Le 4 mars 2019, par Philippe Liger-Belair

Choses entendues lors d’une réunion locale : pourquoi on peut s’enthousiasmer et pourquoi l’exécutif doit prendre les doléances des citoyens très au sérieux.

Le Grand débat national en état de grâce... L’expression employée est certainement exagérée, et surtout prématurée. Elle est donc critiquable, mais j’ai décidé de l’assumer pour refléter assez exactement ma surprise et les espoirs que je partage avec un grand nombre de Français après avoir participé à une réunion du Grand débat national. S’il faut rester prudent et se garder de toute naïveté au regard des défis qui attendent l’exécutif pour donner suite à cet exercice inédit de démocratie participative, il me paraît nécessaire de dire à quel point les citoyens que j’ai rencontrés, écoutés et dont j’ai modéré la parole le temps d’une soirée placent leurs espoirs dans cette « ligne directe avec le pouvoir ». Si mes propos sont aussi enthousiastes, c’est pour transmettre sans filtre cette attente placée dans le processus en cours et dire aux gouvernants qu’ils portent une responsabilité historique qu’il ne faudra pas trahir.
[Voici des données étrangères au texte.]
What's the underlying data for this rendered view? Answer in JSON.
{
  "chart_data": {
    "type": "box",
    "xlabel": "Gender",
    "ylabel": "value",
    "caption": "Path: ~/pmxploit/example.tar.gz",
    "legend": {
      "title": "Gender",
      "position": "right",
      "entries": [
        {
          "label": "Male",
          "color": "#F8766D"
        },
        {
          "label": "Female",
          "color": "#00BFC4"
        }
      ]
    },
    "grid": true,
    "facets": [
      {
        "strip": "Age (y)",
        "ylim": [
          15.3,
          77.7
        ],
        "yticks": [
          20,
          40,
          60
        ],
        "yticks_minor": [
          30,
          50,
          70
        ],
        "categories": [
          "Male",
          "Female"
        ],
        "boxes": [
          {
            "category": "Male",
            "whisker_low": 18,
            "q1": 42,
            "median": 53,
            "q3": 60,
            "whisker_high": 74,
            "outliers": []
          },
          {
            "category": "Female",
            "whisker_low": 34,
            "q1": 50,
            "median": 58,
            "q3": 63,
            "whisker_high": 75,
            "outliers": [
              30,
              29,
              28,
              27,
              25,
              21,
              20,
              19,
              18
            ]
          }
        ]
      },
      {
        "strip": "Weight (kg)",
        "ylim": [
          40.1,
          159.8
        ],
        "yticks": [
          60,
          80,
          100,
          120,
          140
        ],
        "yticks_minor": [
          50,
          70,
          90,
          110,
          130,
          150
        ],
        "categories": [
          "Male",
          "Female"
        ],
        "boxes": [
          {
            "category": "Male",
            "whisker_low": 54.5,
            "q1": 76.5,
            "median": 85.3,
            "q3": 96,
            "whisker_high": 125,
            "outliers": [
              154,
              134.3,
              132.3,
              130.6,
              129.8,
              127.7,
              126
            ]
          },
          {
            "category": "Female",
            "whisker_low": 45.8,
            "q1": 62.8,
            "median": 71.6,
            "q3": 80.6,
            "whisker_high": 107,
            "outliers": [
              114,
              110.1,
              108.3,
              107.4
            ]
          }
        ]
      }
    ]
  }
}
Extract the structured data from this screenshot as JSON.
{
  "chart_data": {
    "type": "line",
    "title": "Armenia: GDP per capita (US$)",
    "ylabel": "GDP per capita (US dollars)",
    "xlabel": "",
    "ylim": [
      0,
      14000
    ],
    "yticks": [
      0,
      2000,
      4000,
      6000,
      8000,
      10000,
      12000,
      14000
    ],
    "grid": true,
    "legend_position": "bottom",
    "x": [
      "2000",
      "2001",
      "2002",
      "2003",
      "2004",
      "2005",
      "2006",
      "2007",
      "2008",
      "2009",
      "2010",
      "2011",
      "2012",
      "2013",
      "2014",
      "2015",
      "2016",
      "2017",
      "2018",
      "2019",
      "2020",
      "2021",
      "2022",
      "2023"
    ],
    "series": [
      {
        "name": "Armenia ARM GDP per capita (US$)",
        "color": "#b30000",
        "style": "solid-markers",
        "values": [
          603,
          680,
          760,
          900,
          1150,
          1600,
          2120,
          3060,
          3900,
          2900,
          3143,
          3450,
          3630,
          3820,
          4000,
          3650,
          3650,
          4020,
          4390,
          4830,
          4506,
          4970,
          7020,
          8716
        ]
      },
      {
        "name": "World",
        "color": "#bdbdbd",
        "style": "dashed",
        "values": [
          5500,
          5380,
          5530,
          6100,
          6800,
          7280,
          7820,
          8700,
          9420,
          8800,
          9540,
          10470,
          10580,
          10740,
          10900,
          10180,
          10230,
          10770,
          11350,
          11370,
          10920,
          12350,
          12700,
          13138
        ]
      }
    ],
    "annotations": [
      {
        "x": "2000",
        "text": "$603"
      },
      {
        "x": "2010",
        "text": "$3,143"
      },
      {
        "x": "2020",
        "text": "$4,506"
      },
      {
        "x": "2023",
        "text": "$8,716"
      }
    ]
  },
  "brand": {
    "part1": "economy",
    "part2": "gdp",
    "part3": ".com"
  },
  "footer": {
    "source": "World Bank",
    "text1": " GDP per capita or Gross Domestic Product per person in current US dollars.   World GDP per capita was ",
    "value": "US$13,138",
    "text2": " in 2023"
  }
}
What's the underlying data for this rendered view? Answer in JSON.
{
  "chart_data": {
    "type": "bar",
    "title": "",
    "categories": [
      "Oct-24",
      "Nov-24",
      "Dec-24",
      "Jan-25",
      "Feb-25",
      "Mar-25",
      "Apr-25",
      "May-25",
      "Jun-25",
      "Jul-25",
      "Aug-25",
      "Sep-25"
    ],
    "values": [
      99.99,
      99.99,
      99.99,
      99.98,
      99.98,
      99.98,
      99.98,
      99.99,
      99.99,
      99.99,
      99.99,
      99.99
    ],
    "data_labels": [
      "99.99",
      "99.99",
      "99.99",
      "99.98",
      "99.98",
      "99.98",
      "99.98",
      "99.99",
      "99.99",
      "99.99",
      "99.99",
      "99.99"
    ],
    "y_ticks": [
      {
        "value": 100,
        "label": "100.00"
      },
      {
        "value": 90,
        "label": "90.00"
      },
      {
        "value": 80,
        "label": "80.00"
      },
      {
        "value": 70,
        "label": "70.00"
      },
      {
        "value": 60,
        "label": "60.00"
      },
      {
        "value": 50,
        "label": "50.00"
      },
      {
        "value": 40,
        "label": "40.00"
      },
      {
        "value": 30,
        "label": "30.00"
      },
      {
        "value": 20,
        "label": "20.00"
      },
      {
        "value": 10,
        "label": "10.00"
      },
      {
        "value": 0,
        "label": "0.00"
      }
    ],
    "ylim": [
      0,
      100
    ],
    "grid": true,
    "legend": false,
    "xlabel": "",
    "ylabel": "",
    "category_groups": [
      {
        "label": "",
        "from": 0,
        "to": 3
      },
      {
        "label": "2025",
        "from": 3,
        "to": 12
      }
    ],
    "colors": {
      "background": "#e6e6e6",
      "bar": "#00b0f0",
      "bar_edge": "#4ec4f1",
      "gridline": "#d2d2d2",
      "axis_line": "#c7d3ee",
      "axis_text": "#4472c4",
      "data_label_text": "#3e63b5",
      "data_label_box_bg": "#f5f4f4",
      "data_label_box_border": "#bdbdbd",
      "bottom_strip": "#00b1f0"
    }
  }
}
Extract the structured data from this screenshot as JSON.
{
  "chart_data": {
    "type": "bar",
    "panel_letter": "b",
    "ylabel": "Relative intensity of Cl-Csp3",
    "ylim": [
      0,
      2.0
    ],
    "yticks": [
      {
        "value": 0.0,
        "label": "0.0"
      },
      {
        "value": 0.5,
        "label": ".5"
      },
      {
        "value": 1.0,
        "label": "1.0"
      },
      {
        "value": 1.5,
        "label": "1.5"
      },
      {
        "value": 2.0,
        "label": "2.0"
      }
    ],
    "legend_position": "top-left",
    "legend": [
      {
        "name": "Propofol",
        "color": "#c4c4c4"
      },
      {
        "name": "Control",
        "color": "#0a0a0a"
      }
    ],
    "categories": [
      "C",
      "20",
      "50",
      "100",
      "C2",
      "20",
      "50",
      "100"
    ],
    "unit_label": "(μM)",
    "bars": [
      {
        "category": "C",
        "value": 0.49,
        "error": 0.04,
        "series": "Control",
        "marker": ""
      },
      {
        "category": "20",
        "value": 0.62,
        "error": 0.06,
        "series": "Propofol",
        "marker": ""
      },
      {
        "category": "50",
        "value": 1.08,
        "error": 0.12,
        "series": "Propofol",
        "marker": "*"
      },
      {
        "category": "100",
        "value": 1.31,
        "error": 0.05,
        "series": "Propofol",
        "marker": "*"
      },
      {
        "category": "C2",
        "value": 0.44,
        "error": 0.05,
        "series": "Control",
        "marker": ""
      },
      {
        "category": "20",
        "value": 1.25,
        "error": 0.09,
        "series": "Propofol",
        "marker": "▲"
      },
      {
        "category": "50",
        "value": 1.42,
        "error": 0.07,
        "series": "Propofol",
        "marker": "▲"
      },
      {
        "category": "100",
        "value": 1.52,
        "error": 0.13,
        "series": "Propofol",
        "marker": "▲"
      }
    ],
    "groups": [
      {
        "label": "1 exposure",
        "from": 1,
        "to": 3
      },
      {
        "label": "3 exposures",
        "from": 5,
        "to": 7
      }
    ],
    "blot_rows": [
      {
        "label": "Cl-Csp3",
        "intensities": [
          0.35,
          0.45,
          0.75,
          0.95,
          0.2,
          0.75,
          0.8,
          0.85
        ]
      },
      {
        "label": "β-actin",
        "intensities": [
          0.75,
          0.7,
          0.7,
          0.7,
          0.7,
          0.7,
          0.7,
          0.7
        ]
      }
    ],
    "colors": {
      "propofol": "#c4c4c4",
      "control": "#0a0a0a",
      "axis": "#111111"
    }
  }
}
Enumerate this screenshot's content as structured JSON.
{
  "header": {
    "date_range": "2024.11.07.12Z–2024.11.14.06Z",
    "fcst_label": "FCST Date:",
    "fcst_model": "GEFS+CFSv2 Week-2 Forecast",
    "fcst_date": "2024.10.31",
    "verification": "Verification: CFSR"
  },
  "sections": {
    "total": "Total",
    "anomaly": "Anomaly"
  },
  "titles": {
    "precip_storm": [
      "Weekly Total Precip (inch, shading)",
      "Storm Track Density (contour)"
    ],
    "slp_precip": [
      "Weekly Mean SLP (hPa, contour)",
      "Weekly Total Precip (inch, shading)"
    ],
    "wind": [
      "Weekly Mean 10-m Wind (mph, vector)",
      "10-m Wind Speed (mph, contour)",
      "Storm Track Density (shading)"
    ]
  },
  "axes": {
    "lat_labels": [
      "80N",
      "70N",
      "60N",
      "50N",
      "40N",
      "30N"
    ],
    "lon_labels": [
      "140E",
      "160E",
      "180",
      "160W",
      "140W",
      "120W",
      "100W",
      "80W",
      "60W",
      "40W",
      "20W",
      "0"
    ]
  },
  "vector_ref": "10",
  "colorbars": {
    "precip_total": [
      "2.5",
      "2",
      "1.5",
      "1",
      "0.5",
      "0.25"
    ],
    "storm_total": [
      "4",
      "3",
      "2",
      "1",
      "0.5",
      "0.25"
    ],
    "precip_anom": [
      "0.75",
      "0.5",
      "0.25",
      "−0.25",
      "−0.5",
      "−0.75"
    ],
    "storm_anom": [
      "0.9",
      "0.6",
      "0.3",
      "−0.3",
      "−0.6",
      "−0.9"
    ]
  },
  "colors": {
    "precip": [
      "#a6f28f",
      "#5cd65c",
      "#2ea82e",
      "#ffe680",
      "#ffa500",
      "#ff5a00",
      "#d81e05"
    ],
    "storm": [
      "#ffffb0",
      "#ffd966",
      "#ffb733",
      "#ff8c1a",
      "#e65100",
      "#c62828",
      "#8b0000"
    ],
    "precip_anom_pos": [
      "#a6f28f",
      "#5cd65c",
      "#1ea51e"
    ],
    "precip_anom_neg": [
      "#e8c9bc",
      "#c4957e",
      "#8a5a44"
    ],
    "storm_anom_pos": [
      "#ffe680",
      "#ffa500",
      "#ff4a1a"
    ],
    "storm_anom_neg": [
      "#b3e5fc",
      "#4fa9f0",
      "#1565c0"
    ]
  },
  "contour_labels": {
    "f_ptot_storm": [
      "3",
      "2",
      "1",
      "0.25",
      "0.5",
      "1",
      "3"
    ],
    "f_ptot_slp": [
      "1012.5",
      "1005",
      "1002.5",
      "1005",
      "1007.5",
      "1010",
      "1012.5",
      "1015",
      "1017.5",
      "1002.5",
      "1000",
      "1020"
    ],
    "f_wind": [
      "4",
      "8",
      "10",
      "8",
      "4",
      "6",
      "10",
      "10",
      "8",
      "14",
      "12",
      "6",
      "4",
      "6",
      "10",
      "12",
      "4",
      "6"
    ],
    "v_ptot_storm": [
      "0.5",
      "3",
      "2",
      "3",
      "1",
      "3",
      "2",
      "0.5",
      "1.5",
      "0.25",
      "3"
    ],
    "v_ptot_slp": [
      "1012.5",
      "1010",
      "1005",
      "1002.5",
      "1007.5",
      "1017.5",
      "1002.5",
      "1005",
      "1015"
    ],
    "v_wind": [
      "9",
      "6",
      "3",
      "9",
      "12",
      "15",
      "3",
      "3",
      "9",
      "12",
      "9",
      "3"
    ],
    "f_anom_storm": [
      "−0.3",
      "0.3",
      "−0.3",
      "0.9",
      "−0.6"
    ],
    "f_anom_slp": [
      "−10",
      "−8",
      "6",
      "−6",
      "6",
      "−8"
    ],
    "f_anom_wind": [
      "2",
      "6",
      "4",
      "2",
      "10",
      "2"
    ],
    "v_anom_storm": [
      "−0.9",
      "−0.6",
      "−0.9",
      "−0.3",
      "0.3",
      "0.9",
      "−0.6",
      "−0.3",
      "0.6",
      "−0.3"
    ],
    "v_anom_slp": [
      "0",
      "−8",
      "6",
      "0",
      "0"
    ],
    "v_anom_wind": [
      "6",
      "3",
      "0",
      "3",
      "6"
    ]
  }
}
Je vais donc raconter une soirée du Grand débat national comme il s’en tient encore des dizaines à travers la France. Autant le dire dès maintenant : je n’étais pas un chaud partisan de cette initiative, et mon article récent sur la nécessité de « sauver l’élite intellectuelle » montrera toute la méfiance que j’ai (encore) à l’égard de la survalorisation de la parole profane dans l’espace médiatique et politique actuel. Emmanuel Macron avait sorti cet accessoire de son chapeau présidentiel afin de donner des gages supplémentaires aux Gilets jaunes alors déchaînés. Ne sachant pas exactement quelle demande cibler pour désamorcer ce mouvement social inédit, lui et le gouvernement essayèrent de contenter tout le monde et de répondre aux attentes protéiformes par une série d’annonces allant de la défense du pouvoir d’achat des retraités à la suppression du durcissement des règles du contrôle technique en passant par l’annulation des pénalités pour les contribuables qui payeraient leurs impôts par chèque.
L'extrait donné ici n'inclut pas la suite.